Bella lezione di umorismo: arriva dal Quindicesimo secolo, la firmò un vescovo, e grazie alla sostanza densa, alla forma svelta e alle fattezze di trattatello (il piglio è ragionativo ma costellato di repentine alzate d’ingegno teatrale, a lampi di botta e risposta che meriterebbero rappresentazione) ha conosciuto un perdurante successo nei secoli. Il fuoco d’artificio si intitola “Le quindici gioie del matrimonio”, è attribuito all’avignonese Gilles de Bellemère e tripudia in quindici capitoli che, con profusione di razzi, lapilli e girandole, fanno brillare (nel senso di “saltare in aria”) la cosiddetta rispettabilità matrimoniale: quindici gioie che sono quindici stazioni di una tragicomica Via Crucis, raccontata senza riguardi né verso gli uomini – deboli, poco furbi e soccombenti – né verso le donne – frivole, opportuniste e manipolatrici. Prova di forza, ininterrotta molestia reciproca, cinico sprezzo della debolezza: secondo Bellemère il matrimonio è questo, null’altro che campo di battaglia, regolamento di conti, “giuoco per chi sa giuocare”. Il prologo recita inequivoco: “Si può dire che non ha buon senso colui che, in gioia e letizia, nel fiore della gioventù, di sua libera volontà e senza necessità alcuna, infili l’entrata di una prigione stretta e dolorosa, piena di gemiti e angoscia, e vi si butti dentro.” Similitudine non mente, ma il prosieguo mente ancor meno e le gioie vengono enumerate in ordine cronologico, tale da coprire tutto l’arco drammatico della vita a due – o a tre, o a quattro, e non si sta parlando di figli. Si comincia dal principio, quando il giovane è nel fiore degli anni. Se la spassa con una donna? Desidererà sottrarsi quando sarà ormai troppo tardi, la morsa-matrimonio lo stringerà e la moglie darà il via alla sua inesauribile carriera di richiedente ausilio (sempre economico ma di proporzioni variabili, che sia costoso fronzolo o mancetta con cui retribuire il valletto che agevoli il contatto con un “galante”).

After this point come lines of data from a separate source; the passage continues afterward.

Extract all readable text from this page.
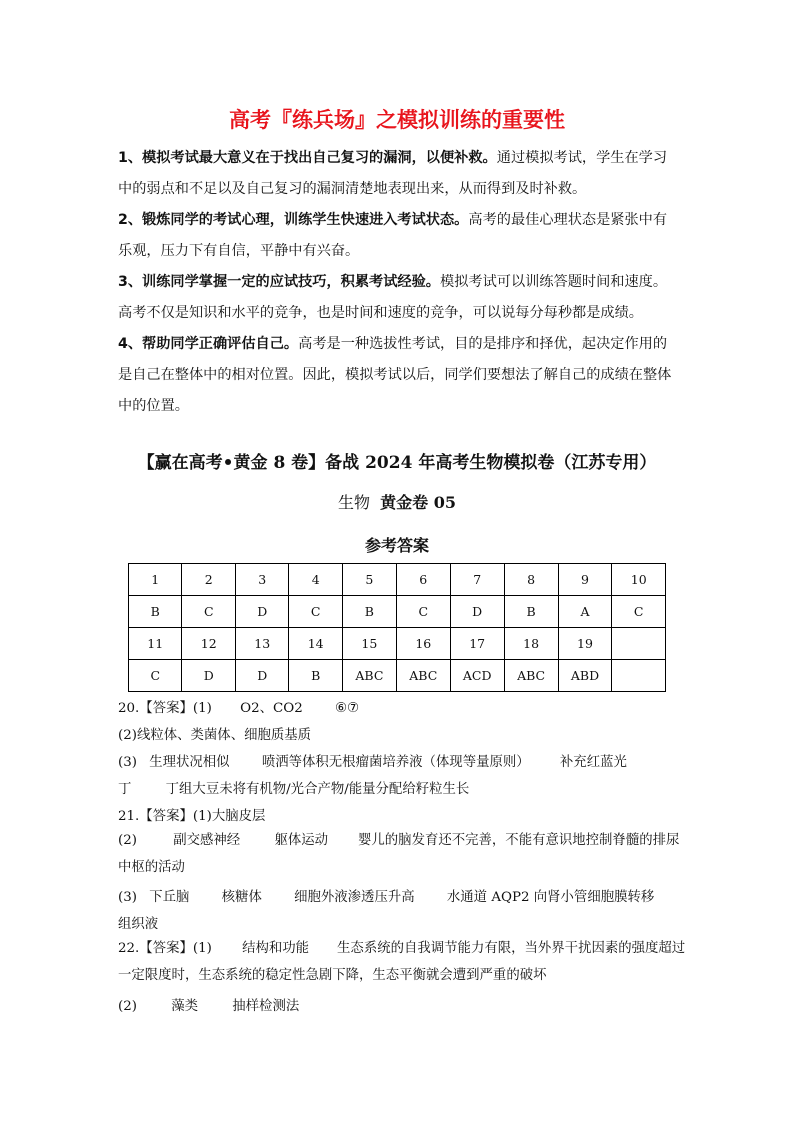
高考『练兵场』之模拟训练的重要性

1、模拟考试最大意义在于找出自己复习的漏洞，以便补救。通过模拟考试，学生在学习中的弱点和不足以及自己复习的漏洞清楚地表现出来，从而得到及时补救。

2、锻炼同学的考试心理，训练学生快速进入考试状态。高考的最佳心理状态是紧张中有乐观，压力下有自信，平静中有兴奋。

3、训练同学掌握一定的应试技巧，积累考试经验。模拟考试可以训练答题时间和速度。高考不仅是知识和水平的竞争，也是时间和速度的竞争，可以说每分每秒都是成绩。

4、帮助同学正确评估自己。高考是一种选拔性考试，目的是排序和择优，起决定作用的是自己在整体中的相对位置。因此，模拟考试以后，同学们要想法了解自己的成绩在整体中的位置。

【赢在高考•黄金 8 卷】备战 2024 年高考生物模拟卷（江苏专用）
生物 黄金卷 05
参考答案
1	2	3	4	5	6	7	8	9	10
B	C	D	C	B	C	D	B	A	C
11	12	13	14	15	16	17	18	19	
C	D	D	B	ABC	ABC	ACD	ABC	ABD	
20.【答案】(1) O2、CO2 ⑥⑦
(2)线粒体、类菌体、细胞质基质
(3) 生理状况相似 喷洒等体积无根瘤菌培养液（体现等量原则） 补充红蓝光
丁	丁组大豆未将有机物/光合产物/能量分配给籽粒生长
21.【答案】(1)大脑皮层
(2)	副交感神经	躯体运动 婴儿的脑发育还不完善，不能有意识地控制脊髓的排尿中枢的活动
(3) 下丘脑 核糖体 细胞外液渗透压升高 水通道 AQP2 向肾小管细胞膜转移
组织液
22.【答案】(1) 结构和功能 生态系统的自我调节能力有限，当外界干扰因素的强度超过一定限度时，生态系统的稳定性急剧下降，生态平衡就会遭到严重的破坏
(2)	藻类	抽样检测法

“Sapete bene che avrei potuto sposare il tale o il talaltro e più di altri venti, che mi avrebbero preso con la sola camicia” è il refrain che costei scaglierà contro la micragna del marito, buttando tutto in pianto finché il malcapitato cederà e le comprerà abiti costosi a credito, firmando obbligazioni e cadendo in povertà, “ma tutto questo gli farà piacere”, ignaro, il poveretto, che nel frattempo, riccamente vestita, la moglie lo sta denigrando in pubblico, complottando con le amiche e un cugino che cugino non è affatto; perché mentre un uomo, eterno Pangloss della credulità amorosa, pensa che la propria moglie sia la migliore possibile, lei no, e ne dirà sempre peste e corna. Ma questo è solo l’inizio, perché poi la moglie resterà incinta, l’indolenza la renderà bisbetica, il marito galopperà per nove mesi e al momento del parto, munto e sfinito, dovrà occuparsi anche della corte di amiche, dame e comari che irromperanno nella dimora e si rimpinzeranno per giorni a sue spese, “attingendo direttamente alla botte”. Una gioia dopo l’altra, il ritmo vorticoso di un’ubriacatura da felicità domestica: arriveranno cinque o sei figli, l’uomo passerà notti cattive e giorni peggiori, sarà impoverito, logoro e amareggiato per il sesso che gli è stato negato (però la moglie non l’ha negato a nessuno dei cosiddetti cugini, infatti sarà sempre più giovane e in forma), e alla fine – trama ineluttabile – si ritroverà schiacciato e vinto dalla più antica e sanguinosa guerra di potere che esista, impossibilitato a sottrarsi e ignaro delle macchinazioni della moglie che starà brigando per maritare la figlia (già incinta).
Il libello finisce purtroppo con una promessa mancata (“se le donne volessero che io scrivessi a loro difesa e a carico degli uomini, ho materiale ancora migliore di questo, considerati i torti, i dolori e le oppressioni che gli uomini infliggono alle donne, con violenza e senza ragione”) ma per fortuna con una limpida ammissione: “Senza di esse gli uomini non potrebbero vivere.”